Over 12 months, Dufry recorded a loss in EBIT and saw its turnover fall to CHF 2.2 billion, a decrease of 65%. It makes us nervous, to say the least.
Not only has Dufry’s turnover declined over the past twelve months, it has also produced negative earnings before interest and taxes (EBIT). Indeed, it lost 1.4 billion CHF very considerable in terms of EBIT. Considering that aside from the liabilities mentioned above, we are nervous about the business. We would like to see big improvements in the short term before we get too interested in the title. Notably because it has had negative free cash flow of CHF 146 million over the past twelve months. Suffice it to say, then, that we consider the stock to be risky. When analyzing debt levels, the balance sheet is the obvious starting point. However, not all investment risks lie on the balance sheet – far from it. To do this, you need to know the 2 warning signs we spotted with Dufry.

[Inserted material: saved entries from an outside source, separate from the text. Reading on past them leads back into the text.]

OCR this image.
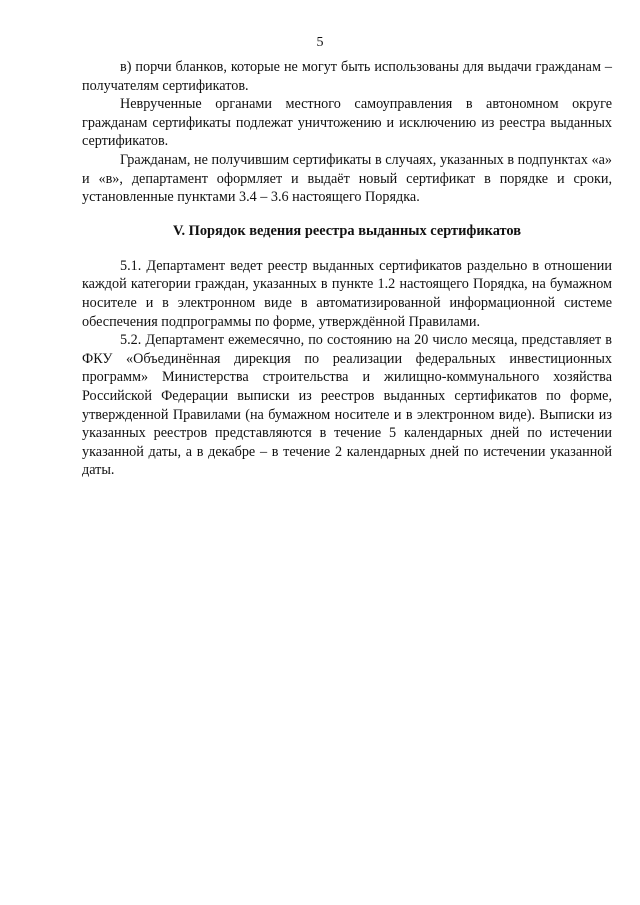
5

в) порчи бланков, которые не могут быть использованы для выдачи гражданам – получателям сертификатов.

Неврученные органами местного самоуправления в автономном округе гражданам сертификаты подлежат уничтожению и исключению из реестра выданных сертификатов.

Гражданам, не получившим сертификаты в случаях, указанных в подпунктах «а» и «в», департамент оформляет и выдаёт новый сертификат в порядке и сроки, установленные пунктами 3.4 – 3.6 настоящего Порядка.

V. Порядок ведения реестра выданных сертификатов

5.1. Департамент ведет реестр выданных сертификатов раздельно в отношении каждой категории граждан, указанных в пункте 1.2 настоящего Порядка, на бумажном носителе и в электронном виде в автоматизированной информационной системе обеспечения подпрограммы по форме, утверждённой Правилами.

5.2. Департамент ежемесячно, по состоянию на 20 число месяца, представляет в ФКУ «Объединённая дирекция по реализации федеральных инвестиционных программ» Министерства строительства и жилищно-коммунального хозяйства Российской Федерации выписки из реестров выданных сертификатов по форме, утвержденной Правилами (на бумажном носителе и в электронном виде). Выписки из указанных реестров представляются в течение 5 календарных дней по истечении указанной даты, а в декабре – в течение 2 календарных дней по истечении указанной даты.
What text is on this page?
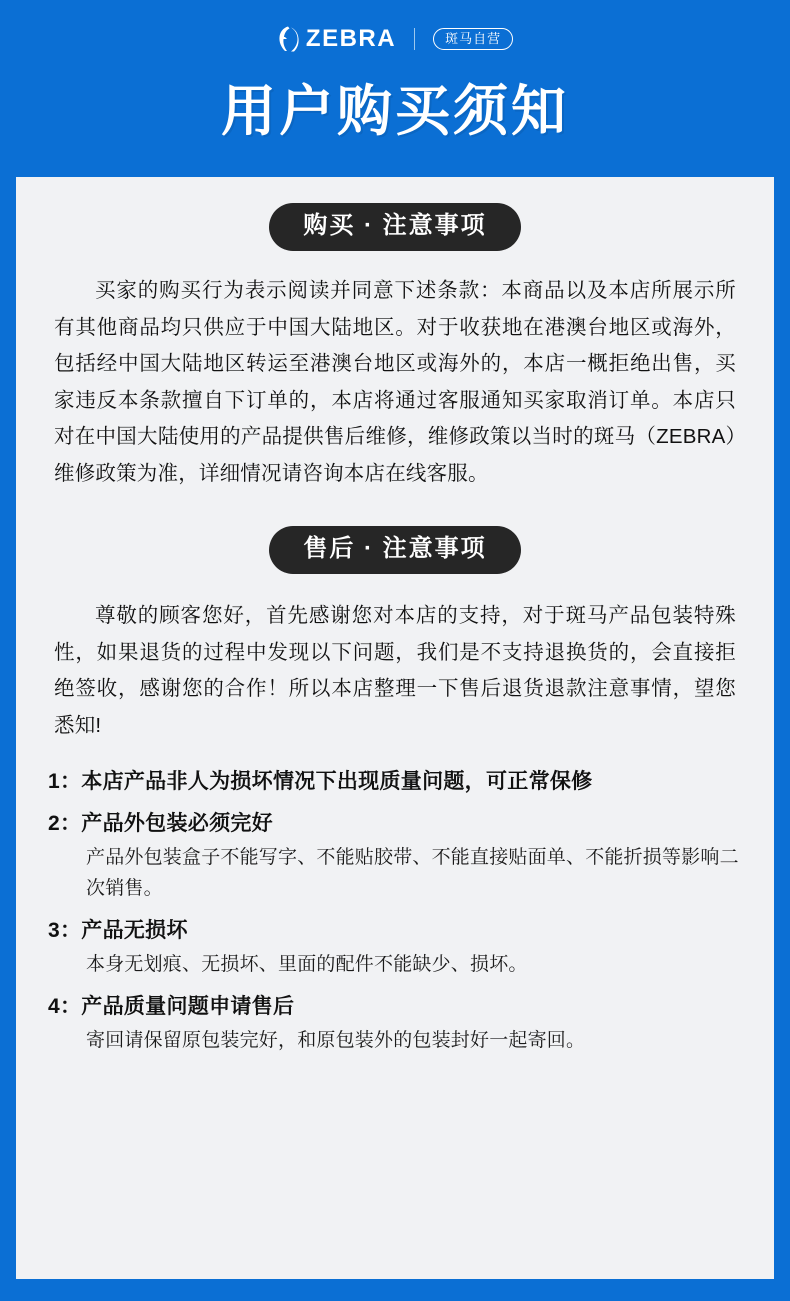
ZEBRA	斑马自营
用户购买须知
购买 · 注意事项

买家的购买行为表示阅读并同意下述条款：本商品以及本店所展示所有其他商品均只供应于中国大陆地区。对于收获地在港澳台地区或海外，包括经中国大陆地区转运至港澳台地区或海外的，本店一概拒绝出售，买家违反本条款擅自下订单的，本店将通过客服通知买家取消订单。本店只对在中国大陆使用的产品提供售后维修，维修政策以当时的斑马（ZEBRA）维修政策为准，详细情况请咨询本店在线客服。

售后 · 注意事项

尊敬的顾客您好，首先感谢您对本店的支持，对于斑马产品包装特殊性，如果退货的过程中发现以下问题，我们是不支持退换货的，会直接拒绝签收，感谢您的合作！所以本店整理一下售后退货退款注意事情，望您悉知!

1：本店产品非人为损坏情况下出现质量问题，可正常保修
2：产品外包装必须完好
产品外包装盒子不能写字、不能贴胶带、不能直接贴面单、不能折损等影响二次销售。
3：产品无损坏
本身无划痕、无损坏、里面的配件不能缺少、损坏。
4：产品质量问题申请售后
寄回请保留原包装完好，和原包装外的包装封好一起寄回。
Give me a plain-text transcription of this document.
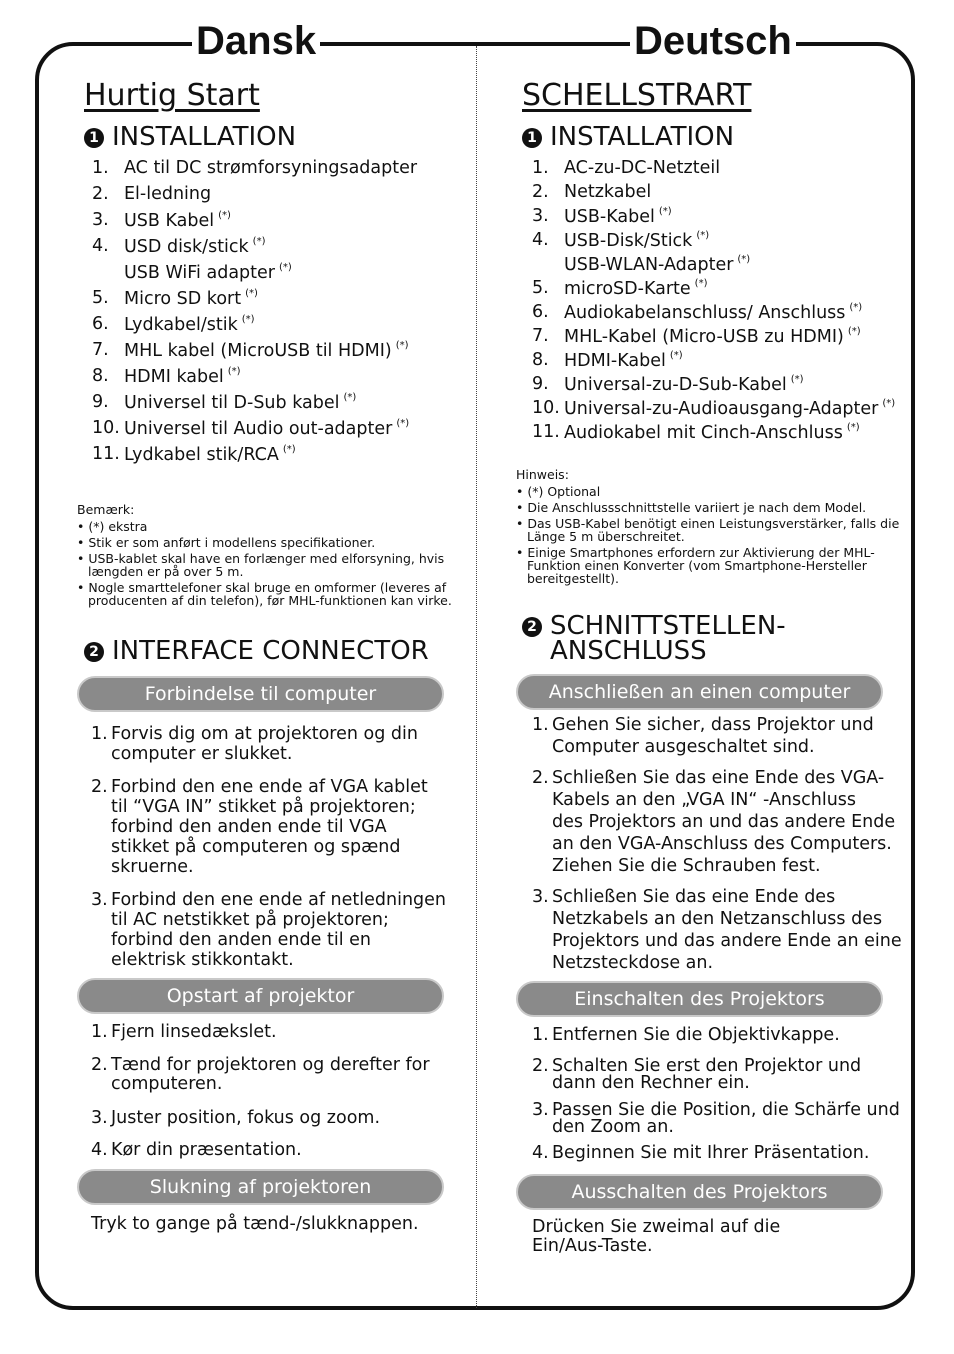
Dansk	Deutsch
Hurtig Start
1 INSTALLATION
1. AC til DC strømforsyningsadapter
2. El-ledning
3. USB Kabel (*)
4. USD disk/stick (*)
USB WiFi adapter (*)
5. Micro SD kort (*)
6. Lydkabel/stik (*)
7. MHL kabel (MicroUSB til HDMI) (*)
8. HDMI kabel (*)
9. Universel til D-Sub kabel (*)
10. Universel til Audio out-adapter (*)
11. Lydkabel stik/RCA (*)
Bemærk:
• (*) ekstra
• Stik er som anført i modellens specifikationer.
• USB-kablet skal have en forlænger med elforsyning, hvis længden er på over 5 m.
• Nogle smarttelefoner skal bruge en omformer (leveres af producenten af din telefon), før MHL-funktionen kan virke.
2 INTERFACE CONNECTOR
Forbindelse til computer
1. Forvis dig om at projektoren og din
computer er slukket.
2. Forbind den ene ende af VGA kablet
til “VGA IN” stikket på projektoren;
forbind den anden ende til VGA
stikket på computeren og spænd
skruerne.
3. Forbind den ene ende af netledningen
til AC netstikket på projektoren;
forbind den anden ende til en
elektrisk stikkontakt.
Opstart af projektor
1. Fjern linsedækslet.
2. Tænd for projektoren og derefter for
computeren.
3. Juster position, fokus og zoom.
4. Kør din præsentation.
Slukning af projektoren
Tryk to gange på tænd-/slukknappen.
SCHELLSTRART
1 INSTALLATION
1. AC-zu-DC-Netzteil
2. Netzkabel
3. USB-Kabel (*)
4. USB-Disk/Stick (*)
USB-WLAN-Adapter (*)
5. microSD-Karte (*)
6. Audiokabelanschluss/ Anschluss (*)
7. MHL-Kabel (Micro-USB zu HDMI) (*)
8. HDMI-Kabel (*)
9. Universal-zu-D-Sub-Kabel (*)
10. Universal-zu-Audioausgang-Adapter (*)
11. Audiokabel mit Cinch-Anschluss (*)
Hinweis:
• (*) Optional
• Die Anschlussschnittstelle variiert je nach dem Model.
• Das USB-Kabel benötigt einen Leistungsverstärker, falls die Länge 5 m überschreitet.
• Einige Smartphones erfordern zur Aktivierung der MHL-Funktion einen Konverter (vom Smartphone-Hersteller bereitgestellt).
2 SCHNITTSTELLEN-
ANSCHLUSS
Anschließen an einen computer
1. Gehen Sie sicher, dass Projektor und
Computer ausgeschaltet sind.
2. Schließen Sie das eine Ende des VGA-
Kabels an den „VGA IN“ -Anschluss
des Projektors an und das andere Ende
an den VGA-Anschluss des Computers.
Ziehen Sie die Schrauben fest.
3. Schließen Sie das eine Ende des
Netzkabels an den Netzanschluss des
Projektors und das andere Ende an eine
Netzsteckdose an.
Einschalten des Projektors
1. Entfernen Sie die Objektivkappe.
2. Schalten Sie erst den Projektor und
dann den Rechner ein.
3. Passen Sie die Position, die Schärfe und
den Zoom an.
4. Beginnen Sie mit Ihrer Präsentation.
Ausschalten des Projektors
Drücken Sie zweimal auf die
Ein/Aus-Taste.
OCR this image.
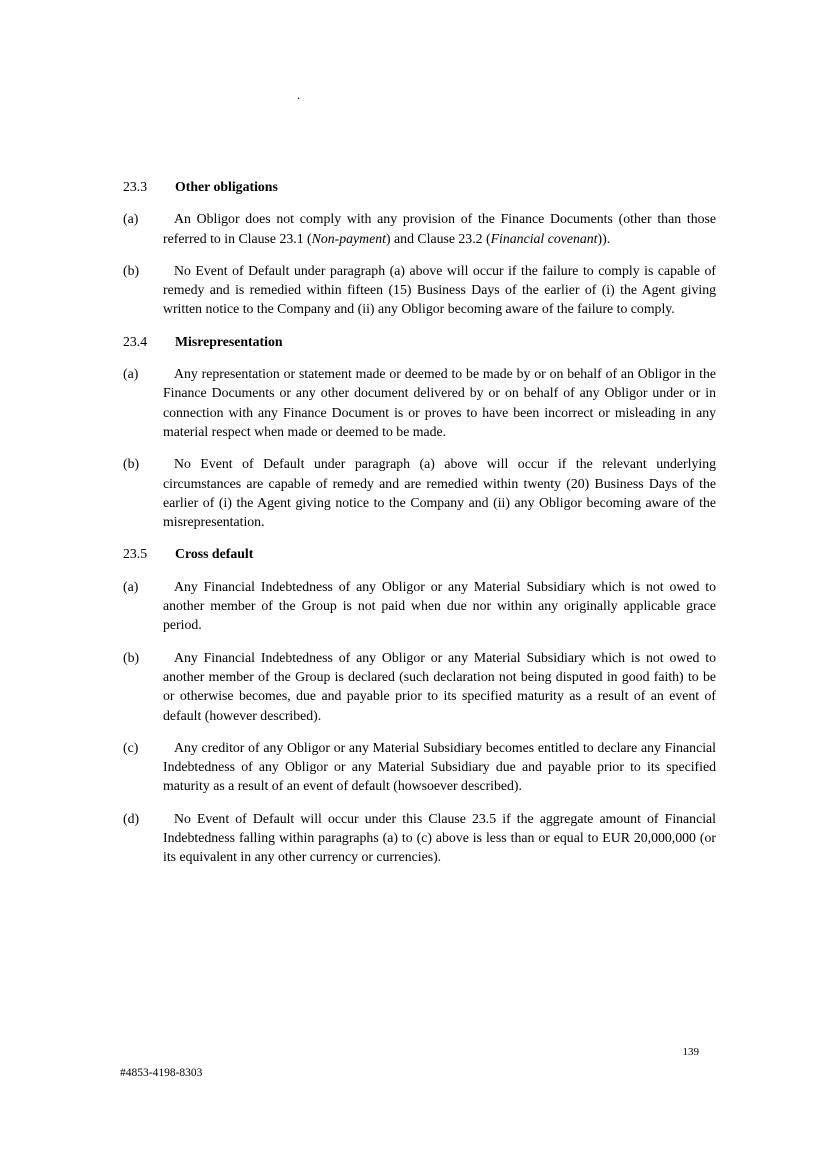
.
23.3	Other obligations
(a)	An Obligor does not comply with any provision of the Finance Documents (other than those referred to in Clause 23.1 (Non-payment) and Clause 23.2 (Financial covenant)).

(b)	No Event of Default under paragraph (a) above will occur if the failure to comply is capable of remedy and is remedied within fifteen (15) Business Days of the earlier of (i) the Agent giving written notice to the Company and (ii) any Obligor becoming aware of the failure to comply.

23.4	Misrepresentation
(a)	Any representation or statement made or deemed to be made by or on behalf of an Obligor in the Finance Documents or any other document delivered by or on behalf of any Obligor under or in connection with any Finance Document is or proves to have been incorrect or misleading in any material respect when made or deemed to be made.

(b)	No Event of Default under paragraph (a) above will occur if the relevant underlying circumstances are capable of remedy and are remedied within twenty (20) Business Days of the earlier of (i) the Agent giving notice to the Company and (ii) any Obligor becoming aware of the misrepresentation.

23.5	Cross default
(a)	Any Financial Indebtedness of any Obligor or any Material Subsidiary which is not owed to another member of the Group is not paid when due nor within any originally applicable grace period.

(b)	Any Financial Indebtedness of any Obligor or any Material Subsidiary which is not owed to another member of the Group is declared (such declaration not being disputed in good faith) to be or otherwise becomes, due and payable prior to its specified maturity as a result of an event of default (however described).

(c)	Any creditor of any Obligor or any Material Subsidiary becomes entitled to declare any Financial Indebtedness of any Obligor or any Material Subsidiary due and payable prior to its specified maturity as a result of an event of default (howsoever described).

(d)	No Event of Default will occur under this Clause 23.5 if the aggregate amount of Financial Indebtedness falling within paragraphs (a) to (c) above is less than or equal to EUR 20,000,000 (or its equivalent in any other currency or currencies).

139
#4853-4198-8303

If you want to invest in companies that can generate profits without the burden of debt, check out this free list of growing companies that have net cash on the balance sheet.
This Simply Wall St article is general in nature. We provide commentary based on historical data and analyst forecasts using only unbiased methodology and our articles are not intended to be financial advice. It does not constitute a recommendation to buy or sell shares and does not take into account your goals or your financial situation. Our aim is to bring you long-term, targeted analysis based on fundamental data. Note that our analysis may not take into account the latest announcements from price sensitive companies or qualitative documents. Simply Wall St has no position in any of the stocks mentioned.